Lead-acid technology is composed of several sub-technologies distinguished by battery design and manufacturing process:

  • Flooded lead-acid batteries,
  • Valve-Regulated Lead-Acid (VRLA) batteries with electrolyte immobilised by a gel,
  • VRLA batteries with the electrolyte immobilised in an absorptive glass mat (AGM)

Flooded lead-acid batteries

In flooded lead-acid batteries, the positive plate (electrode) is comprised of lead dioxide and the negative of finely divided lead.
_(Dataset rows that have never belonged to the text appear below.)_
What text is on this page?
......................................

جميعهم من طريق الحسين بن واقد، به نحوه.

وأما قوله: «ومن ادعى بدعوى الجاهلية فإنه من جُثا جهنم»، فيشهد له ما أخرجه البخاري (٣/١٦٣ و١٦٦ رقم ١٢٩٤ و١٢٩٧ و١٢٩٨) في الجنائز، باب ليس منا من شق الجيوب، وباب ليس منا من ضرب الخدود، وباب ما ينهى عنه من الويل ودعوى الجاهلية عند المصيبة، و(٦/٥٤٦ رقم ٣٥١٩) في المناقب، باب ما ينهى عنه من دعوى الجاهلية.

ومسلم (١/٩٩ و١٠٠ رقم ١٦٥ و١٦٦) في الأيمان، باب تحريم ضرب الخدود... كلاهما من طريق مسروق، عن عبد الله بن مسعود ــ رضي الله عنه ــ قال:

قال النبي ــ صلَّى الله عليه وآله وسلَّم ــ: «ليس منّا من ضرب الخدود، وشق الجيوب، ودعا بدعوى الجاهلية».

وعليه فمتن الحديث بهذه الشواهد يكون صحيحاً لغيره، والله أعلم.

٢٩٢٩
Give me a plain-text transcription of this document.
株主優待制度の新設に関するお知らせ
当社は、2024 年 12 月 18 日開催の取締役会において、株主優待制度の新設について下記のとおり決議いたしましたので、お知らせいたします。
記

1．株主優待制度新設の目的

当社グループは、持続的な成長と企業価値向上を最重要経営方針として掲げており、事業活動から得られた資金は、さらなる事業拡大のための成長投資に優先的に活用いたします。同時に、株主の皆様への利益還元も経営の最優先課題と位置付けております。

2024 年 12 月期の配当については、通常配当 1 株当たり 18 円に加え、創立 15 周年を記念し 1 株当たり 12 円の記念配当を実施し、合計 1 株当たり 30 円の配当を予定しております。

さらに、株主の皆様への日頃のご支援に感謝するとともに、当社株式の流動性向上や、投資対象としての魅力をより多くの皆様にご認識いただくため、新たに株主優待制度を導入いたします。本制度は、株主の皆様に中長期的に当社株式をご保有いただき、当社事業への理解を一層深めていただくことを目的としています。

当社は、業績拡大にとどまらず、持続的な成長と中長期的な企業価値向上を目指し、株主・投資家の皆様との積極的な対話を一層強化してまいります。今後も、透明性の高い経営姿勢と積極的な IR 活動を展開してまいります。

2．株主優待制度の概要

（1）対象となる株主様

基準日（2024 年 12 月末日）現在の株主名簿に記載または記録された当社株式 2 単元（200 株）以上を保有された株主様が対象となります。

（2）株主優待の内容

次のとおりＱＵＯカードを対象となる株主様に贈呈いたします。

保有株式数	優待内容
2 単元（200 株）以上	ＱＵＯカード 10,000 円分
Both of these active materials react with a sulphuric acid electrolyte to form lead sulphate on discharge and the reactions are reversed on recharge. Batteries are constructed with lead grids to support the active material and individual cells are connected to produce a battery in a plastic case. There are, however, major differences in battery construction depending on the duty cycle and application. 

Chemical reactions 

Total material conversion: 2 PbSO4 + 2 H2O 2 H2SO4 + PbO2 + Pb 
Total material conversion: 2 H2SO4 + PbO2 + Pb 2 PbSO4 + 2 H2O

Valve-regulated lead acid batteries (VRLA) with electrolyte immobilised by a gel or an absorptive glass mat (AGM)

A secondary battery in which the cells are closed but have a valve that allows the escape of gas if the internal pressure exceeds a predetermined value, valve-regulated lead acid batteries (VRLA) have a starved electrolyte either on glass fibers (Absorptive Glass Mat, or AGM) or as a gel (Gel technology) which allows for internal gas circulation. Water loss from overcharge is reduced to less than 10% through recombination. VRLA can be installed in a free orientation and there are no leakages because of the absence of liquids. The construction of these batteries means that they do not require maintenance, making them especially advantageous for remote area installations.

Typical applications for AGM batteries include use in motorcycles, due to their safety in the event of an accident, in auto racing, due to their resistance to vibration, and in fixed position applications in extreme cold environments where the lack of a free electrolyte means the battery is less likely to crack and leak.

Gel VRLAs can be found in wheelchairs because of their suitability for use indoors. 

Vented Lead-Acid Batteries

Vented lead-acid batteries are covered secondary cells with an opening through which the products of electrolysis and evaporation are allowed to escape freely from the cells. Vented lead-acid batteries have a liquid electrolyte. The battery is closed by a vent plug and has a gassing rate more than 4 times higher than valve regulated batteries. Water loss by electrolysis during overcharge results in the production of hydrogen and oxygen gases. Vented lead-acid batteries are a well established technology and are economical to produce. Maintenance of water refill depends on design features and application (reduction of refill by recombination plugs or custom refilling systems). The state of charge and age can be checked very easily in vented lead-acid batteries.

Vented lead-acid batteries are commonly found in various traction applications.